Ilka Horstmeier, BMW AG Board Member for People and Real Estate, speaking at one of the sessions of the Responsibility Days in Munich.
Image: Supplied
BMW Group has said it continues to hold a commanding lead in the premium vehicle segment despite a decade-long decline in luxury car sales and growing competitive pressure from rapidly expanding Chinese automakers.
This was revelead by the BMW's top executives during the recent tour of the company's plants in Munich as part of the 2025 Responsibility Days. The programme is BMW’s way of opening its doors to demonstrate how the company is tackling sustainability, workforce development and industrial transformation across its global operations.
Each year, it highlights a different plant and a unique set of challenges, giving participants an on-the-ground view of how BMW’s long-term strategies play out in real-world production. The 2025 edition was held in Munich, where BMW is undertaking one of the most complex restructurings in its global manufacturing network.
Ilka Horstmeier, BMW AG Board Member for People and Real Estate, said the company’s strength in is rooted in long-term commitment, consistent quality, and a customer-centric strategy that differentiates BMW from newer market entrants.
“In markets with an influx of Asian brands, including South Africa, competitiveness is about far more than the car itself,” Horstmeier said. “We offer a full 360-degree package — long-term quality, premium design, strong aftersales support, and deep customer loyalty. We are not here for short-term gains. We’ve been operating in South Africa for 50 years, and we are here to stay.”
While Chinese brands such as Haval, Chery, and GWM have grown sharply due to affordability and market repositioning, BMW retains the largest share of the premium segment. The company attributes this to customer trust, brand heritage, and a production base that has maintained global relevance even amid shifting trade dynamics and supply chain risks.
Horstmeier said the company’s global production network is deliberately designed for agility — a key factor in its ability to absorb shocks such as US tariff fluctuations, supply chain bottlenecks, and disrupted trade flows.
“The genetic code of our production network is flexibility,” she said. “Whenever tariffs arise, we can reshuffle volume.

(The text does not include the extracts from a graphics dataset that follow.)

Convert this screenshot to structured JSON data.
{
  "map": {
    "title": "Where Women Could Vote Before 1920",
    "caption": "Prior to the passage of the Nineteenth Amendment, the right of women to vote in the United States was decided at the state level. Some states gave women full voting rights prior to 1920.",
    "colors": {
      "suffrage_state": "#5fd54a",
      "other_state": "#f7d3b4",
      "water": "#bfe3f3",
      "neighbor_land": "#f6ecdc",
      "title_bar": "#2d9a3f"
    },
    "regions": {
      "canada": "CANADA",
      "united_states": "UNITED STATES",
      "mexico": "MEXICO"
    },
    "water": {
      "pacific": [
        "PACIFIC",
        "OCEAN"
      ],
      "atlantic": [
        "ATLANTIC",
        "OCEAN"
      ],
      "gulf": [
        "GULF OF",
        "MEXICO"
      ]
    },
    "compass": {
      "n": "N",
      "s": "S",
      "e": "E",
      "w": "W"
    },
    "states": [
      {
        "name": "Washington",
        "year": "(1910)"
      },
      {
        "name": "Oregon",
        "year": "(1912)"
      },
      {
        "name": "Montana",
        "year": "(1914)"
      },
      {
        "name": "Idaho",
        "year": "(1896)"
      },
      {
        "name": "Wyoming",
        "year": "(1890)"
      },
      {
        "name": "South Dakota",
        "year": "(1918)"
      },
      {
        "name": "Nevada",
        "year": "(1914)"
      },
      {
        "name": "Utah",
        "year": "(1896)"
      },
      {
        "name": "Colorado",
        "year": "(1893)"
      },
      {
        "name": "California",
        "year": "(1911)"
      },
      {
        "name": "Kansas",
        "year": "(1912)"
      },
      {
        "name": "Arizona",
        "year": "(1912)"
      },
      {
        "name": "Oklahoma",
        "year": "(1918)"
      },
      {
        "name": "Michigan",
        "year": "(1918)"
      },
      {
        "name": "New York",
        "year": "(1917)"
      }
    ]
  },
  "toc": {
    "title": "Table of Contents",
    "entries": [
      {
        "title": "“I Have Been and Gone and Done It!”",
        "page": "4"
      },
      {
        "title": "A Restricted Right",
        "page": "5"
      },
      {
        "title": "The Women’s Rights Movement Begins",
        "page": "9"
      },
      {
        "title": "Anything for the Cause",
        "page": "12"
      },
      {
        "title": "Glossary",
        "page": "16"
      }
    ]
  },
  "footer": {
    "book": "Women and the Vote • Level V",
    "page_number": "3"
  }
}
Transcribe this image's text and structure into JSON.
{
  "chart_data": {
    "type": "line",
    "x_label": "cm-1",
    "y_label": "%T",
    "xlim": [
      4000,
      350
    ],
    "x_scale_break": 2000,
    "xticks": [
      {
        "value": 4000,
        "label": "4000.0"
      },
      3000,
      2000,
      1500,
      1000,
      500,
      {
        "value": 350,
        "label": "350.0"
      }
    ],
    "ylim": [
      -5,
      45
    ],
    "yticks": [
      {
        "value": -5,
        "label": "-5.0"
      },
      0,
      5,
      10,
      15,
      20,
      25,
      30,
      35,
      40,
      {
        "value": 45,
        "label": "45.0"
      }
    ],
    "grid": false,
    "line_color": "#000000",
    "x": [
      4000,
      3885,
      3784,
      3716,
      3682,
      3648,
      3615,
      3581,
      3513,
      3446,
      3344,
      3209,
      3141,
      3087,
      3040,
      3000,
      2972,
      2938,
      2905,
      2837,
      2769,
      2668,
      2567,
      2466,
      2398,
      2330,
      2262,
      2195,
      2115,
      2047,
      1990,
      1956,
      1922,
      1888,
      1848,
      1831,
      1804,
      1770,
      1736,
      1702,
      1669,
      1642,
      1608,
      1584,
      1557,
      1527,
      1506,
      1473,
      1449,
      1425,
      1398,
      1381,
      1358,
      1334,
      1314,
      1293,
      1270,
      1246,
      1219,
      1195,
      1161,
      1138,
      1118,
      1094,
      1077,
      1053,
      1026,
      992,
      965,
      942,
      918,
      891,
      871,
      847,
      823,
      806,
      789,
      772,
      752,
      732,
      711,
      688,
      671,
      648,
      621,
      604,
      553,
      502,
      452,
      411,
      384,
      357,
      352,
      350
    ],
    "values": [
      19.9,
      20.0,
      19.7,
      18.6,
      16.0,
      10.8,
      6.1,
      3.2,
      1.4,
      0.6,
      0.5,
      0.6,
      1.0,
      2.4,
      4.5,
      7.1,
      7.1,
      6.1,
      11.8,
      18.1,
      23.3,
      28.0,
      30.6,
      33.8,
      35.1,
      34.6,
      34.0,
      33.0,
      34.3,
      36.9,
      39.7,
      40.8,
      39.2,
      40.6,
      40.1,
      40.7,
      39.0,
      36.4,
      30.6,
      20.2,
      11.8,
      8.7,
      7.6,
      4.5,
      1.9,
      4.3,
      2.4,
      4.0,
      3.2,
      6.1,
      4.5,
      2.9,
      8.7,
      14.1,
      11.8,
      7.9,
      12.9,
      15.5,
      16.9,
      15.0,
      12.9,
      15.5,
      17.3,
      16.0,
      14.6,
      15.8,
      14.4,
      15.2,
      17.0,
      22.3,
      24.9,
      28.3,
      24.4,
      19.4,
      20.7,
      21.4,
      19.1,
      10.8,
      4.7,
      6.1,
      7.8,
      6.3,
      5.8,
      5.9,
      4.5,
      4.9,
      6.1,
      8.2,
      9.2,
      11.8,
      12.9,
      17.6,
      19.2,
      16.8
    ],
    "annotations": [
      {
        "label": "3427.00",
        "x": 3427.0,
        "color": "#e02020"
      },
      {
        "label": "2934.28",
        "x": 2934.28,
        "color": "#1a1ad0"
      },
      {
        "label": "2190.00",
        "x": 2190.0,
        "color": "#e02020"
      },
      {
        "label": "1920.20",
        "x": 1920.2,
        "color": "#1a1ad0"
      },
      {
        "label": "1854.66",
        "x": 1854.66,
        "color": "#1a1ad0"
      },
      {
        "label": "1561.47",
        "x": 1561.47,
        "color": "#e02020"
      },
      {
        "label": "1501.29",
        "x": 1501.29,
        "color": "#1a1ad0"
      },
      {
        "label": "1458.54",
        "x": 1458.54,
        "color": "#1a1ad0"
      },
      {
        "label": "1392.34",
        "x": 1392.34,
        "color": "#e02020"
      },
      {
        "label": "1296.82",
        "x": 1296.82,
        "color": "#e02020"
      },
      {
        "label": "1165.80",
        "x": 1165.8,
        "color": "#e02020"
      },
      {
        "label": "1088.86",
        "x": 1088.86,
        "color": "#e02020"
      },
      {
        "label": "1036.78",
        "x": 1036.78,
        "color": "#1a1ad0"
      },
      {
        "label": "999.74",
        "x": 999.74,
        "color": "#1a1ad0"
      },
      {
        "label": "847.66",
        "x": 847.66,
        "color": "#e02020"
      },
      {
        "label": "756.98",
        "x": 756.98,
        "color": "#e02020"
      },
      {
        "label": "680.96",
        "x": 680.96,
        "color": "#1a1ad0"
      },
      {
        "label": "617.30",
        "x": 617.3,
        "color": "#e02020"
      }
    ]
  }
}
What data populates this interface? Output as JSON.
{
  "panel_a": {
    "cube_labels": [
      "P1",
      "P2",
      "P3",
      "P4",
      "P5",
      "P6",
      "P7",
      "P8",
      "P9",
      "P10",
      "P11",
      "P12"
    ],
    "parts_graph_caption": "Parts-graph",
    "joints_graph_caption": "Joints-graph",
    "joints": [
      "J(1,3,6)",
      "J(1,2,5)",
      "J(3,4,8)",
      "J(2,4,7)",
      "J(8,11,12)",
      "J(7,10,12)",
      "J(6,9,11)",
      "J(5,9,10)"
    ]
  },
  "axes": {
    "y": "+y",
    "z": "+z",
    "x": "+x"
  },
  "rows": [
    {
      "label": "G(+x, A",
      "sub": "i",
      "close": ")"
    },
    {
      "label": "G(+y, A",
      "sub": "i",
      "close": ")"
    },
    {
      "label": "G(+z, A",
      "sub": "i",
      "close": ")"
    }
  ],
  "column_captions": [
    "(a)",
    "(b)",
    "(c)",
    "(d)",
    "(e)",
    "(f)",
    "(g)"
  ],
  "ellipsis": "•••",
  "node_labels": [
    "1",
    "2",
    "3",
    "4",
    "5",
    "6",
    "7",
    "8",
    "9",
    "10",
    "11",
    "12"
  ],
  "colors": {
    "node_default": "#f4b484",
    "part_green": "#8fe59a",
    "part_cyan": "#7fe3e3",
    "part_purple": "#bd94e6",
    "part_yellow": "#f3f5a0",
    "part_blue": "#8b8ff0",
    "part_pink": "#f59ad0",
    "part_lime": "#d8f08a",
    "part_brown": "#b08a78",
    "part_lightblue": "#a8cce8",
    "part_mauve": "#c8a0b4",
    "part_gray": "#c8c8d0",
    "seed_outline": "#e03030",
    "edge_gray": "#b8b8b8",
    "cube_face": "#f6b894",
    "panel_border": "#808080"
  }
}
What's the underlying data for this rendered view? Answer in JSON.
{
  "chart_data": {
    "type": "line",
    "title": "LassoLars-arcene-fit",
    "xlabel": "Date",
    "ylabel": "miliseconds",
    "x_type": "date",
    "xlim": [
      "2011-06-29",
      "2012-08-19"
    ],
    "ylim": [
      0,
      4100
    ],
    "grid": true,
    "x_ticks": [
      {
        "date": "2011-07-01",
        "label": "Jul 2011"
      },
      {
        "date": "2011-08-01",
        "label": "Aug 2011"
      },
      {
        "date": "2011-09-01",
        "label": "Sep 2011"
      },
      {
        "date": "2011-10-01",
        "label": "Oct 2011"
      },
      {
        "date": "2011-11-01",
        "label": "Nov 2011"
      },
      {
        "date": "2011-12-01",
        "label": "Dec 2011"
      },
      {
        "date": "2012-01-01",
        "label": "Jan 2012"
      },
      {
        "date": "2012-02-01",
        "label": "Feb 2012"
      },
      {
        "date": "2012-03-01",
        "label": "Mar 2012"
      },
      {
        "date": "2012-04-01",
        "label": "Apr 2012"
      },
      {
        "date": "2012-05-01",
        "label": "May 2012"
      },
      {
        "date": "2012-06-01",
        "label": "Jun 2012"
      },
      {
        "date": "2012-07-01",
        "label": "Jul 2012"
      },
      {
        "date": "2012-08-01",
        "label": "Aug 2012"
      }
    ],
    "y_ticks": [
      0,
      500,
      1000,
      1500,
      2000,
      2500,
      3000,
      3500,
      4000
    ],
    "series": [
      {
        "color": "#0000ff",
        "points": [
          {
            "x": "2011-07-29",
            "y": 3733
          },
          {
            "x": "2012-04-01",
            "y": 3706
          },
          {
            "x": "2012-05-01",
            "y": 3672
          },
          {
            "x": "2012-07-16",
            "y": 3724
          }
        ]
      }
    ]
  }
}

For example, South Africa is now supplying Canada due to recent tariff adjustments. That adaptability keeps our plants competitive.”
Year-on-year, the BMW Group achieved a slight 2.4% increase in deliveries, reaching a total of 1.8 million vehicles in the year-to-date by end of September. In the third quarter, the premium manufacturer delivered 588 140 BMW, MINI and Rolls-Royce vehicles to customers, up 8.7% from 540 881 vehicles in 2024.
The BMW Group expects further positive growth momentum in 2026 from the all-new BMW iX3, the first model of the Neue Klasse.
The Rosslyn plant is also being prepared for BMW’s next major technological leap — the Neue Klasse platform — which begins global production in 2026. BMW’s long-term investment in major model advancements is intended to reinforce South Africa’s role in the group’s global manufacturing footprint.
Nikolai Martin, BMW Board Member for Purchasing and Supplier Network, said the company’s resilience is also supported by deep localisation strategies in markets such as China, where BMW has built broad supplier partnerships and co-developed components to strengthen competitiveness.
Image: Supplied
Nikolai Martin, BMW Board Member for Purchasing and Supplier Network, said the company’s resilience is also supported by deep localisation strategies in markets such as China, where BMW has built broad supplier partnerships and co-developed components to strengthen competitiveness.
“We create products that meet market requirements because we produce locally and use the local supplier network,” Martin said. “This structure allows us to react quickly to disruptions, whether related to chips, tariffs, or raw materials.”
He added that improvements in battery cell sustainability — driven largely by Chinese suppliers shifting to renewable energy — have enabled BMW to reduce the carbon footprint of next-generation vehicles by 22% compared to previous models.
On tariffs, Martin noted that BMW has absorbed significant cost pressure to avoid passing these increases on to customers.
“We chose not to hand over tariff costs to consumers,” he said. “Instead, we optimised allocations across markets, restructured supply chains where necessary, and delayed shipping of some components until negotiations improved conditions.”
Despite global volatility, BMW insists that flexibility, technological investment and a diversified supply chain allow the group — including South Africa’s operations — to remain competitive even as the market undergoes unprecedented shifts.
Martin said BMW continues to advocate for technology openness, predicting that internal combustion engines, hybrids, full-electric vehicles, and hydrogen will all coexist beyond 2025 to meet varied customer needs and infrastructure realities across different regions.
For BMW South Africa, holding its lead in the premium market — even as overall premium sales soften — is a testament, executives say, to the company’s ability to adapt while maintaining a strong, loyal customer base.
“We are focused on long-term success,” Horstmeier said. “That philosophy is what keeps us competitive, even as the market changes around us.”